« Un festival transféministe antispéciste » enfin à Metz, une programmation pluridisciplinaire qui aborde la thématique des animaux pour déconstruire les normes et les lieux communs.
La soirée du 22 janvier, au théâtre de l’Arsenal, est consacrée à la danse et à la performance, d’abord avec la pièce Light Bird de Luc Petton, puis avec Abecedarium Bastiarium, une performance intimiste de l’artiste allemande Antonia Baehr.
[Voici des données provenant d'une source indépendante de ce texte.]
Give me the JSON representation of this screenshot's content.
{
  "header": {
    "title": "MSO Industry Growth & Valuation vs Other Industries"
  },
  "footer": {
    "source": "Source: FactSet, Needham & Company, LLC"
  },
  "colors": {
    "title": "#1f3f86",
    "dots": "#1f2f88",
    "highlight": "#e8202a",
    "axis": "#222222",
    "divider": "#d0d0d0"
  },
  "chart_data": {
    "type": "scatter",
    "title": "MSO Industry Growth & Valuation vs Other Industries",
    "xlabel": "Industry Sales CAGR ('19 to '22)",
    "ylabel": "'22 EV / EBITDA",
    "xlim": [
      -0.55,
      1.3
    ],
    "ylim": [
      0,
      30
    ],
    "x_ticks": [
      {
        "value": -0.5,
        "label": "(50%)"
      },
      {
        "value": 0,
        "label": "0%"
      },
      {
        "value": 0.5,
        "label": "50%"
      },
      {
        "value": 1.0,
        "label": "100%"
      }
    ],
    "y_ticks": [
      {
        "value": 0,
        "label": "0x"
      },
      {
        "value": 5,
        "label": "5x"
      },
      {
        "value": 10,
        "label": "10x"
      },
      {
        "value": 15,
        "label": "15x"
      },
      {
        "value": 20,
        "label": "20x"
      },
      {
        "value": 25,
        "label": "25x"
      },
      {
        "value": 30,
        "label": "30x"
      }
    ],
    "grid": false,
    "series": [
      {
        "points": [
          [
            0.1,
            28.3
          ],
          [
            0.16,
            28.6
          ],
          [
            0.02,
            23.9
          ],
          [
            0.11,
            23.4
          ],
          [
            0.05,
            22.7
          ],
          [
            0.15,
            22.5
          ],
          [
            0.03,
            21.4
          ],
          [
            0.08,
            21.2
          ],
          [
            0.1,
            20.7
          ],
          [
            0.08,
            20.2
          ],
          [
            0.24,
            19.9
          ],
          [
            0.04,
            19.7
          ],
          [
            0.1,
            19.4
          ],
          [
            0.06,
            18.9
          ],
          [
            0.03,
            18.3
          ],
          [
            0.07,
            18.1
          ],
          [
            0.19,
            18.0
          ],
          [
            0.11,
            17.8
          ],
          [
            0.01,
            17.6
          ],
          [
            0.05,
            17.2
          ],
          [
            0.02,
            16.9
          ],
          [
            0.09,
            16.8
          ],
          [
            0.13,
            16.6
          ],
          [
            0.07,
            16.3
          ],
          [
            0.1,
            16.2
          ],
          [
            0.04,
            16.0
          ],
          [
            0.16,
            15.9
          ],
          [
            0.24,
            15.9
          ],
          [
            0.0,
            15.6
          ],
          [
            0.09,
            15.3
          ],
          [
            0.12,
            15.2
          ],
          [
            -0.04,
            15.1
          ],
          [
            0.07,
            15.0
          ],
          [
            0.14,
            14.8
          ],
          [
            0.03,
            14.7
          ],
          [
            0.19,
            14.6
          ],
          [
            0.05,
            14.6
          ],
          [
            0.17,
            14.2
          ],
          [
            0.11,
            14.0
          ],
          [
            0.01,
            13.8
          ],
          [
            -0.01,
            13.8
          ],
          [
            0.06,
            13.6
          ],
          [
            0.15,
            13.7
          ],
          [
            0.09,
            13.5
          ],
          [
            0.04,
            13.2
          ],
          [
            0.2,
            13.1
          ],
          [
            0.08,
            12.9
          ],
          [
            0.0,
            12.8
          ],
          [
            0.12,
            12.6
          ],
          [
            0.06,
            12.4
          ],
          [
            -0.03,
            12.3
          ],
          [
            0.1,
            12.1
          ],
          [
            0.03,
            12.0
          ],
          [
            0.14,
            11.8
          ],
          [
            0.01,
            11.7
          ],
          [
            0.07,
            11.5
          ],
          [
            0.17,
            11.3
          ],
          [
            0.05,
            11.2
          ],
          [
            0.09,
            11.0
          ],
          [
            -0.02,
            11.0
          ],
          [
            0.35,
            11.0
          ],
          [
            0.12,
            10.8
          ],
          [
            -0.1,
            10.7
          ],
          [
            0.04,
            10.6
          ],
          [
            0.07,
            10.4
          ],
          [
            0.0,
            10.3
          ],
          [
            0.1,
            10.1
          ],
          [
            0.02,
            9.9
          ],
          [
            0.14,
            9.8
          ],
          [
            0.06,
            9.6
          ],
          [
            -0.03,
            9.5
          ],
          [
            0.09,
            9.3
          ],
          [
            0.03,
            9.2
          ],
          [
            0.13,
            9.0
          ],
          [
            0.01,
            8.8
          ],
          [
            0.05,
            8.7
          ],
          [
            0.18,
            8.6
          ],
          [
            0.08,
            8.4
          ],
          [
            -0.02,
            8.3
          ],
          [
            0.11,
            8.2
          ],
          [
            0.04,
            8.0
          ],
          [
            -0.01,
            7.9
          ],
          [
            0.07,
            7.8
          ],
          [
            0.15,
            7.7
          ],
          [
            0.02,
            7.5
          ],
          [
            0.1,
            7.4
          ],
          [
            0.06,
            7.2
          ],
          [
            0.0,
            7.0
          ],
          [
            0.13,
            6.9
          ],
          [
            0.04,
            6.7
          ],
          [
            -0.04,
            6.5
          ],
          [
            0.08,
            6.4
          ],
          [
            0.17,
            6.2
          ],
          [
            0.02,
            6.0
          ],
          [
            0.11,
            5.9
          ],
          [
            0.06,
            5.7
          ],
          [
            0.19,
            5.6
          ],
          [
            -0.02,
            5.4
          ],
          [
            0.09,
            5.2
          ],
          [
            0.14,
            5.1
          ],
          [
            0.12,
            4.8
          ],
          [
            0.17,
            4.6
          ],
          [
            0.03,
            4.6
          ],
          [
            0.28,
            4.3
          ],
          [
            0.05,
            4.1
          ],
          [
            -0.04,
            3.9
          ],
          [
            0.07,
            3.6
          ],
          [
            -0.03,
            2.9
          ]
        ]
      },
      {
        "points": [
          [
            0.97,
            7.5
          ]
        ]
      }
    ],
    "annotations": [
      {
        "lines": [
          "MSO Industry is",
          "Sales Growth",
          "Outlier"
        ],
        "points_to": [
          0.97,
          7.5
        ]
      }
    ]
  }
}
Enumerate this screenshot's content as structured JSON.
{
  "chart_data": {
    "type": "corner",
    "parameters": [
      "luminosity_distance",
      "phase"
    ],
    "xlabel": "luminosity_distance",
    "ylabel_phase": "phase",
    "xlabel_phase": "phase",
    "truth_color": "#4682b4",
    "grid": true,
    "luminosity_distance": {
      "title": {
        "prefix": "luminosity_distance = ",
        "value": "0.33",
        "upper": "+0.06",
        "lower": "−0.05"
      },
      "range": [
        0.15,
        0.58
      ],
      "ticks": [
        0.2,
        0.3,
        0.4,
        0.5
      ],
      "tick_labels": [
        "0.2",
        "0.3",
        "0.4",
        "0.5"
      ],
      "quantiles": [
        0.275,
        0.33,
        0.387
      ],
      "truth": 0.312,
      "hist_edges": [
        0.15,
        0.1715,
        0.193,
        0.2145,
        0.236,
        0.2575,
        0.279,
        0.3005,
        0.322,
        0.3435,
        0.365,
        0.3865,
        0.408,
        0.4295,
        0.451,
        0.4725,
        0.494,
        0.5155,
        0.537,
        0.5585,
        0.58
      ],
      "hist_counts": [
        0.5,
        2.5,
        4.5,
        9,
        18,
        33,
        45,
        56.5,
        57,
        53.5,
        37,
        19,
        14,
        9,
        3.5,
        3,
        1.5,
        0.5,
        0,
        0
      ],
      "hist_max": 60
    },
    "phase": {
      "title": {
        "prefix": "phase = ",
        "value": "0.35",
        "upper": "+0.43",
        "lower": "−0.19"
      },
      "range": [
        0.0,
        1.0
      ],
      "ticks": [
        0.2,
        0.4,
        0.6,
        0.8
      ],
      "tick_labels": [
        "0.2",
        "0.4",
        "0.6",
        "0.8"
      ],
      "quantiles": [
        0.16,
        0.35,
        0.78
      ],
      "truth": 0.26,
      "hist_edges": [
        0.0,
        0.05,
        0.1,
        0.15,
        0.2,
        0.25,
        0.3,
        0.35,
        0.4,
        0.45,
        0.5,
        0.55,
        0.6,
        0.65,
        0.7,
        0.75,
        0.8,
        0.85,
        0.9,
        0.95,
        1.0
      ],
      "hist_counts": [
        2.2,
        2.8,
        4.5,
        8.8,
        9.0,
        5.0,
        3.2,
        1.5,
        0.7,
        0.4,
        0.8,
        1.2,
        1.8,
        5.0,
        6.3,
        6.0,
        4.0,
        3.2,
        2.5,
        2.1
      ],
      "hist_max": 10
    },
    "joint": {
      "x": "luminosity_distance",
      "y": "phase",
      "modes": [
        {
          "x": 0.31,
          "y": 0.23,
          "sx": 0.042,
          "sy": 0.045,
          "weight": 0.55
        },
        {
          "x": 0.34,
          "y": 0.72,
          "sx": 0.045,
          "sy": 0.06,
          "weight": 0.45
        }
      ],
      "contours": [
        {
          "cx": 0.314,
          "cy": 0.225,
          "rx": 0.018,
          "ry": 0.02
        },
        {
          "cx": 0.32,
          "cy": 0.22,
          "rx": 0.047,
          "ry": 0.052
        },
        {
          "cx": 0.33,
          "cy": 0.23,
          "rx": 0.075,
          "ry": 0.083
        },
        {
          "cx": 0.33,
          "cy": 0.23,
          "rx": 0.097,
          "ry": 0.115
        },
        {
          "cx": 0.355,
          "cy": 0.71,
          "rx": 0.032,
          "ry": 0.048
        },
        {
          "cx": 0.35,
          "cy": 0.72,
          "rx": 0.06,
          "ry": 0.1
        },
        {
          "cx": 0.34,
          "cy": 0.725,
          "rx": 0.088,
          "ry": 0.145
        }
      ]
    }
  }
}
Nous pouvons évoquer rapidement Light Bird : une salle comble et enthousiaste pour un spectacle mettant en scène 4 grues de Mandchourie à côté de 4 danseurs (2 hommes et 2 femmes) et un musicien. Après le succès à Metz en mai dernier, pendant le festival Passages, du Jour du grand jour du Théâtre Dromesko, une pièce bouleversante, mettant en scène de manière vibrante notamment un marabout, nous nous attendions à un autre spectacle capable de jouer de la relation avec les animaux avec la même grandeur et intelligence, de donner une raison profonde à leur présence sur un plateau, de nous faire oublier les tristes clichés d’un zoo… Light Bird déçoit en proposant une danse « humaine » assez banale car entièrement portée par la puissance d’ambiance de la musique, et surtout bien trop genrée dans ses représentations masculine et féminine. A côté de cela, l’apparition des 4 grues ne trouve jamais une réelle motivation, leur présence ne donne lieu à aucune réflexion esthétique ou philosophique sur la danse entre humanité et animalité, nous avons plutôt l’impression d’animaux finalement quand même en cage, obligés à être partie d’un dispositif qui avance à vide, sans but et sans un réelle force de proposition.
Un sentiment opposé se dégage de la performance Abecedarium Bastiarium d’Antonia Baehr. Un spectacle surprenant pour une jauge limitée : une trentaine de spectateurs entre dans l’univers de la performeuse qui évoque des animaux disparus et des amitiés personnelles en jouant des déguisement de genre, en leur donnant un sens profond et extrêmement vif grâce au prisme de l’animalité. Les questionnements de genre – le plus immédiat est celui de la performativité cher à Judith Butler – activés par le biais du déguisement en des êtres mi-bêtes mi-travestis acquièrent dans les différentes saynètes mises en scène une vérité bouleversante, drôle et touchante. Aux antipodes d’un théâtre qui se veut pur effet tape-à-l’œil par l’éloquence facile des nappes sonores et la spectacularité des grues sur scène, la performance d’Antonia Baehr dévoile sa puissance révélatrice : à la fois pour l’artiste (révélation de son intimité, de son discours ingénieux et pénétrant, de son corps mis à l’épreuve de l’animalité et de la nudité) et pour le public (mis doucement en danger, car présent sur le lieu de jeu et mené à se déplacer sur la scène avec l’artiste).
Abecedarium Bastiarium construit un dispositif savant et amusant, extrêmement riche dans ses réflexions sur les corps, les genres et les espèces animales. Et Antonia Baehr nous fait aussi le cadeau de mélanger délicieusement le français, l’anglais et l’allemand : une couche réflexive supplémentaire absolument exaltante.